In C++ hebben we alle klassenlidmethoden als niet-virtueel. Om dit te doen, moeten we een trefwoord als voorvoegsel gebruiken, bekend als virtueel . Terwijl we in Java standaard alle klassenlidmethoden als virtueel hebben. Om ze niet-virtueel te maken, gebruiken we het trefwoord definitief .
Referentievariabelen in Java zijn in feite variabelen die het adres van het object in hexadecimale vorm bevatten, dat later wordt geconverteerd naar het binaire systeem dat in feite het adres is van het object dat in het heapgeheugen moet worden opgeslagen.

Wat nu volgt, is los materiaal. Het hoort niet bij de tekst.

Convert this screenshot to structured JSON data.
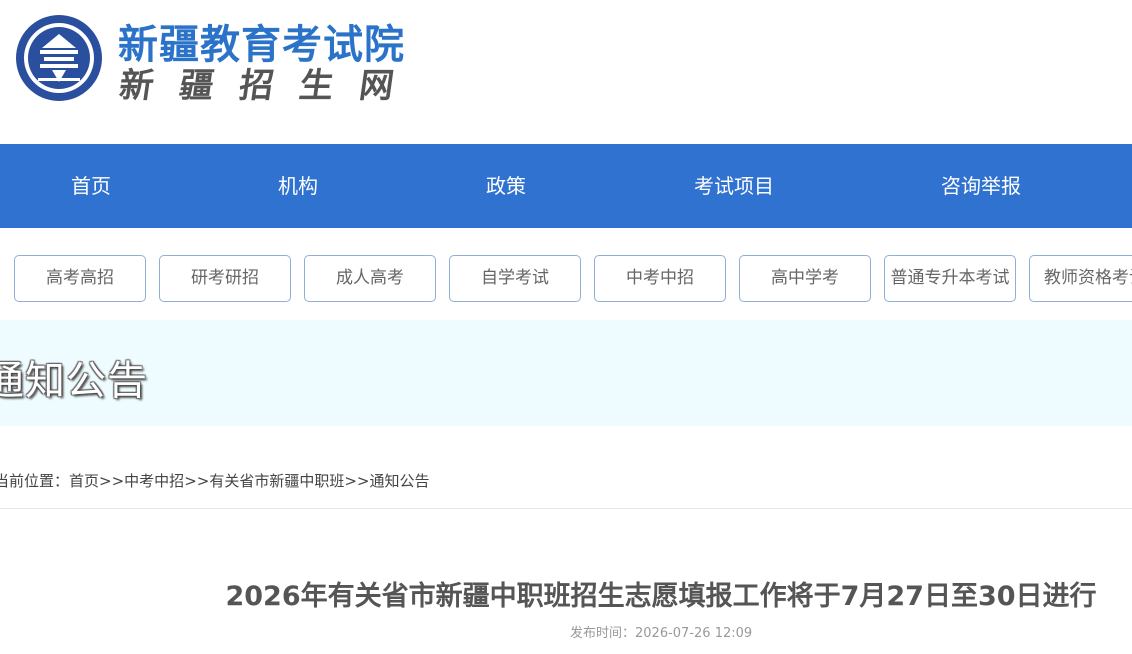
{
  "header": {
    "logo_icon": "institute-emblem-icon",
    "title": "新疆教育考试院",
    "subtitle": "新疆招生网"
  },
  "main_nav": {
    "items": [
      {
        "label": "首页"
      },
      {
        "label": "机构"
      },
      {
        "label": "政策"
      },
      {
        "label": "考试项目"
      },
      {
        "label": "咨询举报"
      }
    ]
  },
  "sub_nav": {
    "items": [
      {
        "label": "高考高招"
      },
      {
        "label": "研考研招"
      },
      {
        "label": "成人高考"
      },
      {
        "label": "自学考试"
      },
      {
        "label": "中考中招"
      },
      {
        "label": "高中学考"
      },
      {
        "label": "普通专升本考试"
      },
      {
        "label": "教师资格考试"
      }
    ]
  },
  "banner": {
    "title": "通知公告"
  },
  "breadcrumb": {
    "prefix": "当前位置：",
    "items": [
      {
        "label": "首页"
      },
      {
        "label": "中考中招"
      },
      {
        "label": "有关省市新疆中职班"
      },
      {
        "label": "通知公告"
      }
    ],
    "separator": ">>"
  },
  "article": {
    "title": "2026年有关省市新疆中职班招生志愿填报工作将于7月27日至30日进行",
    "publish_label": "发布时间：",
    "publish_time": "2026-07-26 12:09"
  },
  "colors": {
    "brand_blue": "#3072cf",
    "logo_title": "#2a73c9",
    "banner_bg": "#eefcff",
    "button_border": "#8fb0d6"
  }
}
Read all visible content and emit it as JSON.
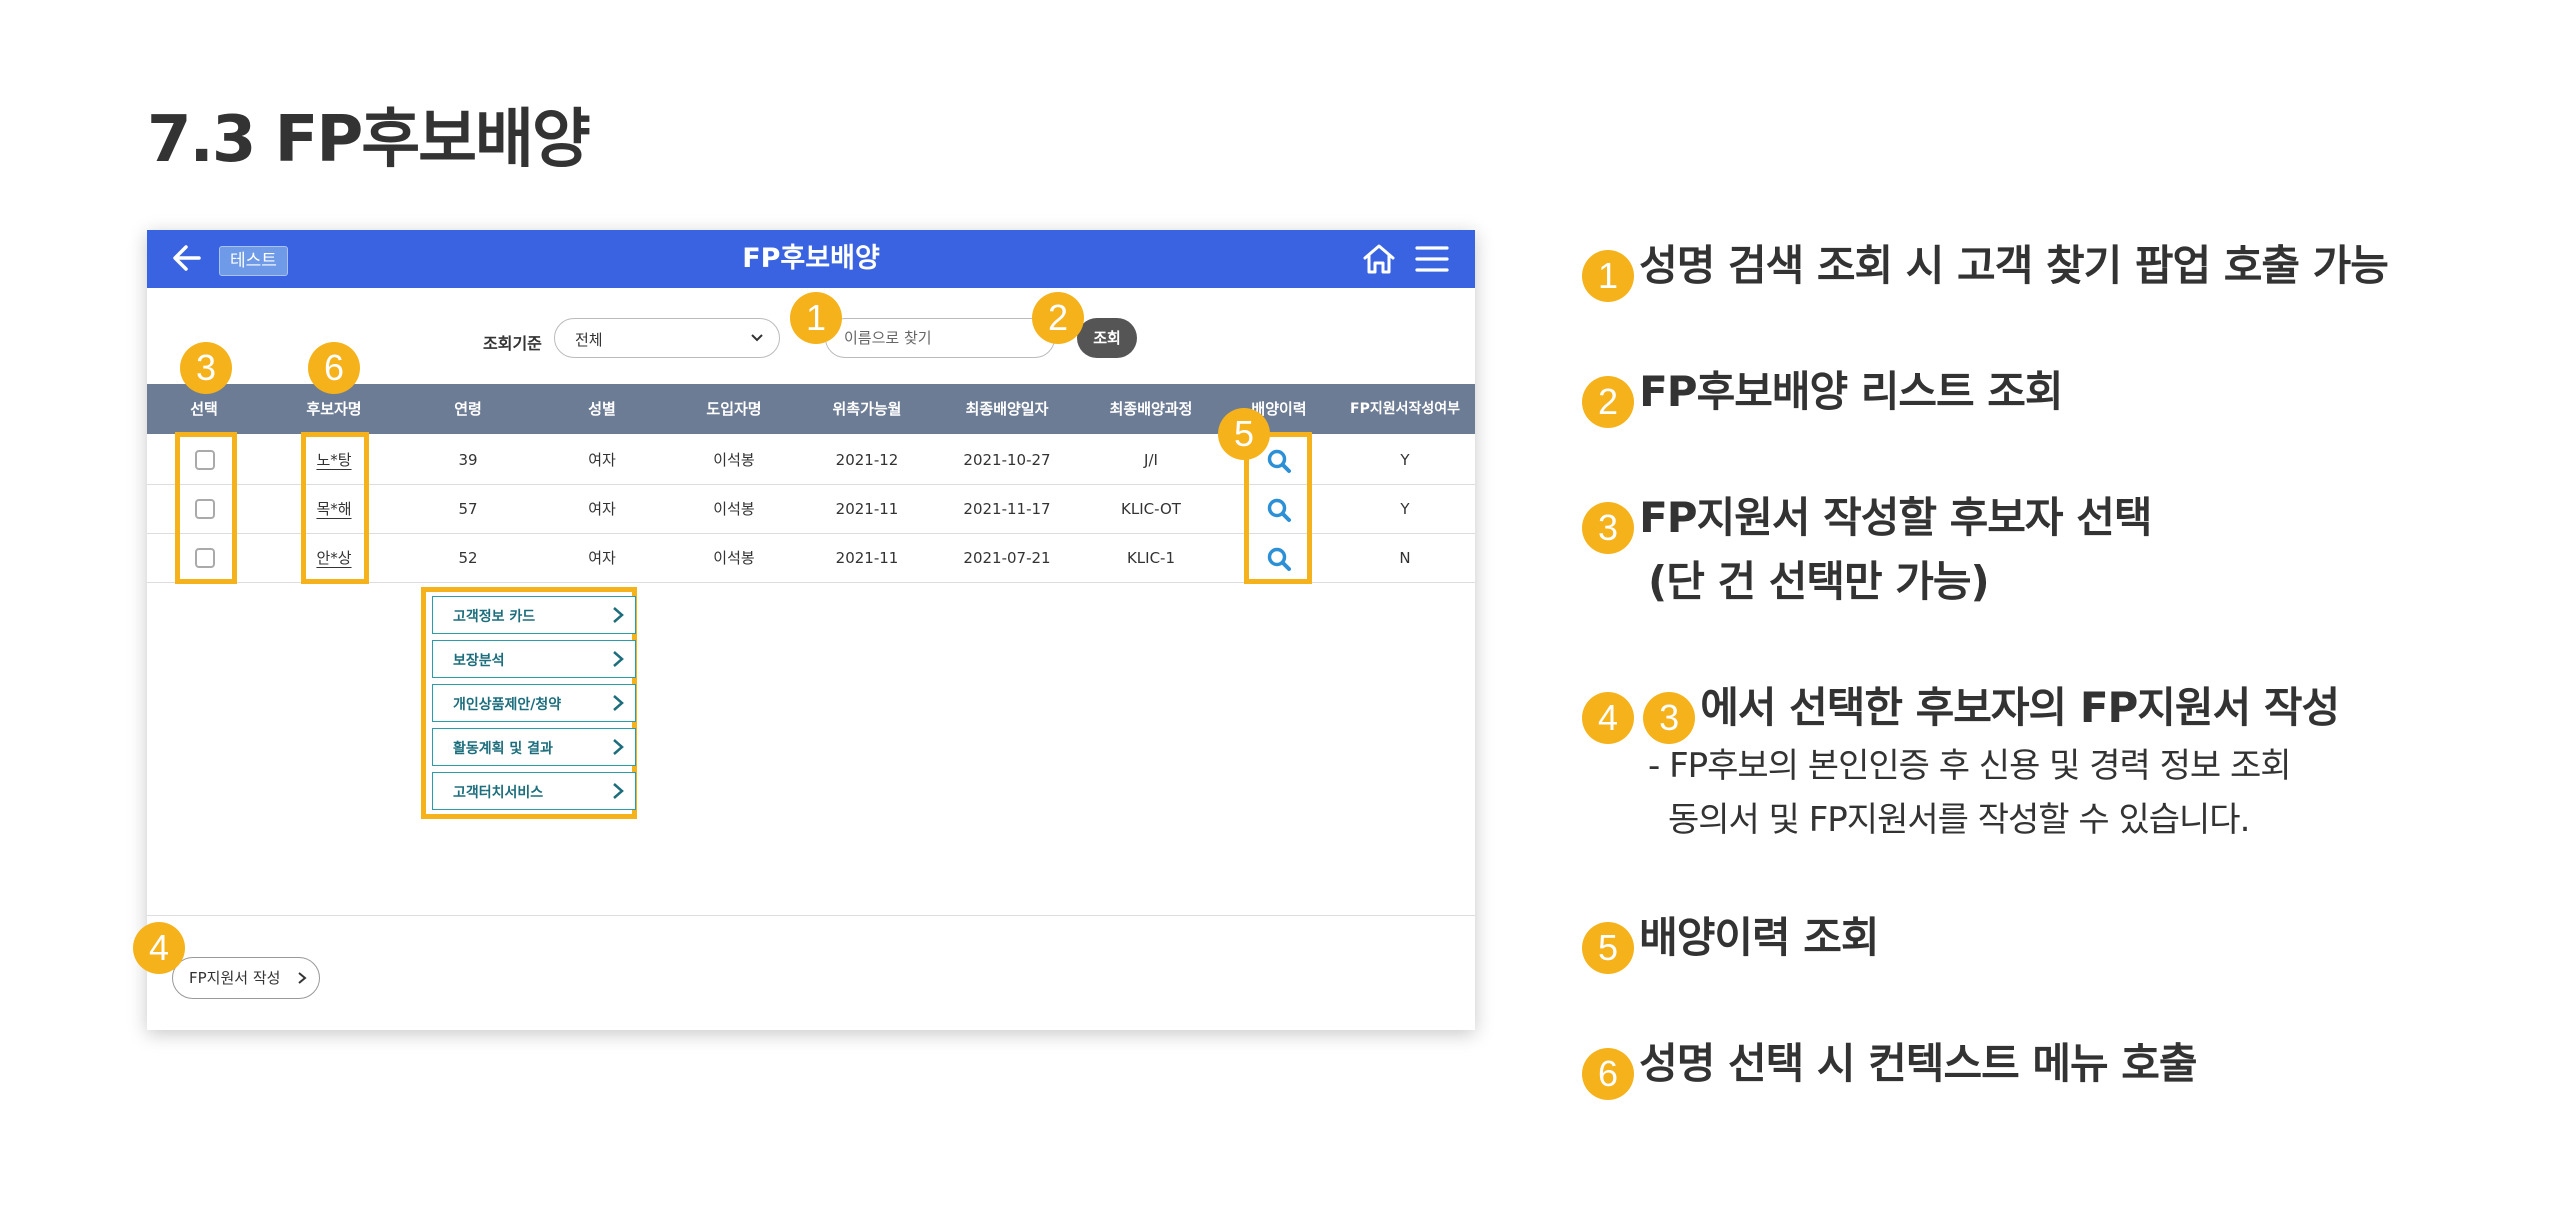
{
  "page_title": "7.3 FP후보배양",
  "app": {
    "badge": "테스트",
    "title": "FP후보배양",
    "filter_label": "조회기준",
    "filter_value": "전체",
    "search_placeholder": "이름으로 찾기",
    "search_button": "조회",
    "columns": [
      "선택",
      "후보자명",
      "연령",
      "성별",
      "도입자명",
      "위촉가능월",
      "최종배양일자",
      "최종배양과정",
      "배양이력",
      "FP지원서작성여부"
    ],
    "rows": [
      {
        "name": "노*탕",
        "age": "39",
        "gender": "여자",
        "recruiter": "이석봉",
        "month": "2021-12",
        "date": "2021-10-27",
        "course": "J/I",
        "written": "Y"
      },
      {
        "name": "목*해",
        "age": "57",
        "gender": "여자",
        "recruiter": "이석봉",
        "month": "2021-11",
        "date": "2021-11-17",
        "course": "KLIC-OT",
        "written": "Y"
      },
      {
        "name": "안*상",
        "age": "52",
        "gender": "여자",
        "recruiter": "이석봉",
        "month": "2021-11",
        "date": "2021-07-21",
        "course": "KLIC-1",
        "written": "N"
      }
    ],
    "context_menu": [
      "고객정보 카드",
      "보장분석",
      "개인상품제안/청약",
      "활동계획 및 결과",
      "고객터치서비스"
    ],
    "fp_button": "FP지원서 작성"
  },
  "markers": [
    "1",
    "2",
    "3",
    "4",
    "5",
    "6"
  ],
  "legend": [
    {
      "num": "1",
      "text": "성명 검색 조회 시 고객 찾기 팝업 호출 가능"
    },
    {
      "num": "2",
      "text": "FP후보배양 리스트 조회"
    },
    {
      "num": "3",
      "text": "FP지원서 작성할 후보자 선택",
      "text2": "(단 건 선택만 가능)"
    },
    {
      "num": "4",
      "ref": "3",
      "text": "에서 선택한 후보자의 FP지원서 작성",
      "sub1": "- FP후보의 본인인증 후 신용 및 경력 정보 조회",
      "sub2": "동의서 및 FP지원서를 작성할 수 있습니다."
    },
    {
      "num": "5",
      "text": "배양이력 조회"
    },
    {
      "num": "6",
      "text": "성명 선택 시 컨텍스트 메뉴 호출"
    }
  ],
  "colors": {
    "appbar": "#3963e0",
    "accent": "#f6b21b",
    "table_header": "#6d7c95",
    "menu_border": "#2e9ca8",
    "search_icon": "#2d8fd5"
  },
  "icons": [
    "back-arrow-icon",
    "home-icon",
    "menu-icon",
    "chevron-down-icon",
    "search-icon",
    "chevron-right-icon"
  ]
}
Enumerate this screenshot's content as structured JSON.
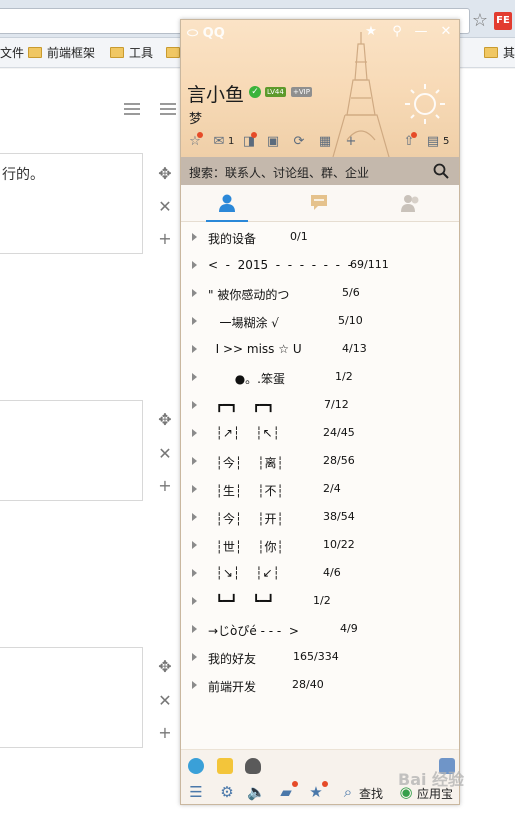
{
  "browser": {
    "bookmarks": [
      "文件",
      "前端框架",
      "工具",
      "其"
    ],
    "extension_label": "FE"
  },
  "page": {
    "card1_text": "行的。",
    "icons": [
      "move-icon",
      "close-icon",
      "plus-icon"
    ]
  },
  "qq": {
    "logo": "QQ",
    "nickname": "言小鱼",
    "level_badge": "LV44",
    "vip_badge": "+VIP",
    "signature": "梦",
    "header_counts": {
      "mail": "1",
      "notify": "5"
    },
    "search_placeholder": "搜索：联系人、讨论组、群、企业",
    "groups": [
      {
        "name": "我的设备",
        "count": "0/1"
      },
      {
        "name": "<  -  2015  -  -  -  -  -  -  -",
        "count": "69/111"
      },
      {
        "name": "\" 被你感动的つ",
        "count": "5/6"
      },
      {
        "name": "   一場糊涂 √",
        "count": "5/10"
      },
      {
        "name": "  I >> miss ☆ U",
        "count": "4/13"
      },
      {
        "name": "       ●。.笨蛋",
        "count": "1/2"
      },
      {
        "name": "  ┏━┓    ┏━┓",
        "count": "7/12"
      },
      {
        "name": "  ┆↗┆    ┆↖┆",
        "count": "24/45"
      },
      {
        "name": "  ┆今┆    ┆离┆",
        "count": "28/56"
      },
      {
        "name": "  ┆生┆    ┆不┆",
        "count": "2/4"
      },
      {
        "name": "  ┆今┆    ┆开┆",
        "count": "38/54"
      },
      {
        "name": "  ┆世┆    ┆你┆",
        "count": "10/22"
      },
      {
        "name": "  ┆↘┆    ┆↙┆",
        "count": "4/6"
      },
      {
        "name": "  ┗━┛    ┗━┛",
        "count": "1/2"
      },
      {
        "name": "→じòぴé - - -  >",
        "count": "4/9"
      },
      {
        "name": "我的好友",
        "count": "165/334"
      },
      {
        "name": "前端开发",
        "count": "28/40"
      }
    ],
    "footer": {
      "find_label": "查找",
      "app_label": "应用宝"
    },
    "colors": {
      "accent": "#2b88d8",
      "header": "#f7d9b5",
      "search_bar": "#9a826e"
    }
  },
  "watermark": "Bai 经验"
}
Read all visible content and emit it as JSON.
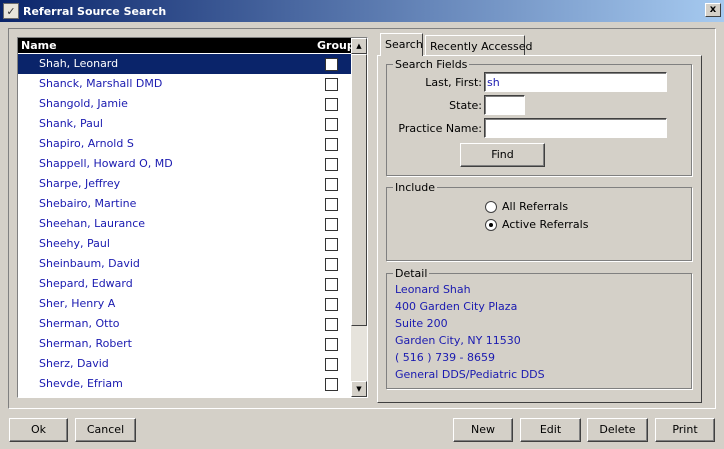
{
  "window": {
    "title": "Referral Source Search",
    "close_label": "x"
  },
  "list": {
    "header_name": "Name",
    "header_group": "Group",
    "rows": [
      {
        "name": "Shah, Leonard",
        "selected": true
      },
      {
        "name": "Shanck, Marshall DMD"
      },
      {
        "name": "Shangold, Jamie"
      },
      {
        "name": "Shank, Paul"
      },
      {
        "name": "Shapiro, Arnold S"
      },
      {
        "name": "Shappell, Howard O, MD"
      },
      {
        "name": "Sharpe, Jeffrey"
      },
      {
        "name": "Shebairo, Martine"
      },
      {
        "name": "Sheehan, Laurance"
      },
      {
        "name": "Sheehy, Paul"
      },
      {
        "name": "Sheinbaum, David"
      },
      {
        "name": "Shepard, Edward"
      },
      {
        "name": "Sher, Henry A"
      },
      {
        "name": "Sherman, Otto"
      },
      {
        "name": "Sherman, Robert"
      },
      {
        "name": "Sherz, David"
      },
      {
        "name": "Shevde, Efriam"
      }
    ]
  },
  "tabs": {
    "search": "Search",
    "recently_accessed": "Recently Accessed"
  },
  "search_fields": {
    "legend": "Search Fields",
    "last_first_label": "Last, First:",
    "last_first_value": "sh",
    "state_label": "State:",
    "state_value": "",
    "practice_label": "Practice Name:",
    "practice_value": "",
    "find_label": "Find"
  },
  "include": {
    "legend": "Include",
    "all_label": "All Referrals",
    "active_label": "Active Referrals",
    "selected": "active"
  },
  "detail": {
    "legend": "Detail",
    "lines": [
      "Leonard Shah",
      "400 Garden City Plaza",
      "Suite 200",
      "Garden City,  NY  11530",
      "( 516 ) 739 - 8659",
      "General DDS/Pediatric DDS"
    ]
  },
  "buttons": {
    "ok": "Ok",
    "cancel": "Cancel",
    "new": "New",
    "edit": "Edit",
    "delete": "Delete",
    "print": "Print"
  },
  "icons": {
    "app": "referral-app-icon",
    "scroll_up": "arrow-up-icon",
    "scroll_down": "arrow-down-icon"
  }
}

Referentievariabelen die qua grootte verschillen van primitieve typen, kunnen niet worden berekend. In Java kan de referentievariabele van de klasse Parent zowel de objectreferentie als de onderliggende objectreferentie bevatten. Laten we eens kijken naar niet-methodeleden met behulp van een voorbeeld.
Voorbeeld:
Java// Java Program to Demonstrate that Non-method Members // are Accessed according to Reference Type // (Unlike methods that are accessed according // to the referred object) // Class 1 // Super class class Parent { int value = 1000; // Constructor of super class Parent() { // Print statement System.out.println('Parent Constructor'); } } // Class 2 // Sub class class Child extends Parent { int value = 10; // Constructor of sub class Child() { // Print statement System.out.println('Child Constructor'); } } // Class 3 // Main class class GFG { // Main driver method public static void main(String[] args) { // Creating an object of sub class inside main() // method Child obj = new Child(); // Printing the reference of child type System.out.println('Reference of Child Type :' + obj.value); // Note that doing 'Parent par = new Child()' // would produce same result Parent par = obj; // Par holding obj will access the value // variable of parent class // Printing the reference of parent type System.out.println('Reference of Parent Type : ' + par.value); } }
Uitvoer
Parent Constructor Child Constructor Reference of Child Type :10 Reference of Parent Type : 1000
Uitvoer uitleg: Als een ouderreferentievariabele de referentie van de kindklasse bevat en we hebben de 'waarde'-variabele in zowel de ouder- als de kindklasse, zal deze verwijzen naar de' waarde'-variabele van de ouderklasse, ongeacht of deze de objectreferentie van de kindklasse bevat. De referentie die de objectreferentie van de onderliggende klasse bevat, heeft geen toegang tot de leden (functies of variabelen) van de onderliggende klasse. Dit komt omdat de bovenliggende referentievariabele alleen toegang heeft tot velden die zich in de bovenliggende klasse bevinden. Het type referentievariabele bepaalt dus welke versie van 'waarde' wordt aangeroepen en niet het type object dat wordt geïnstantieerd. Dit komt doordat de compiler alleen voor methoden een speciaal runtime-polymorfismemechanisme gebruikt. (Daar bepaalt het type object dat wordt geïnstantieerd welke versie van de methode moet worden aangeroepen).
Opmerking: Het is mogelijk gemaakt om toegang te krijgen tot onderliggende gegevensleden met behulp van de ouderaanwijzer met typecasting.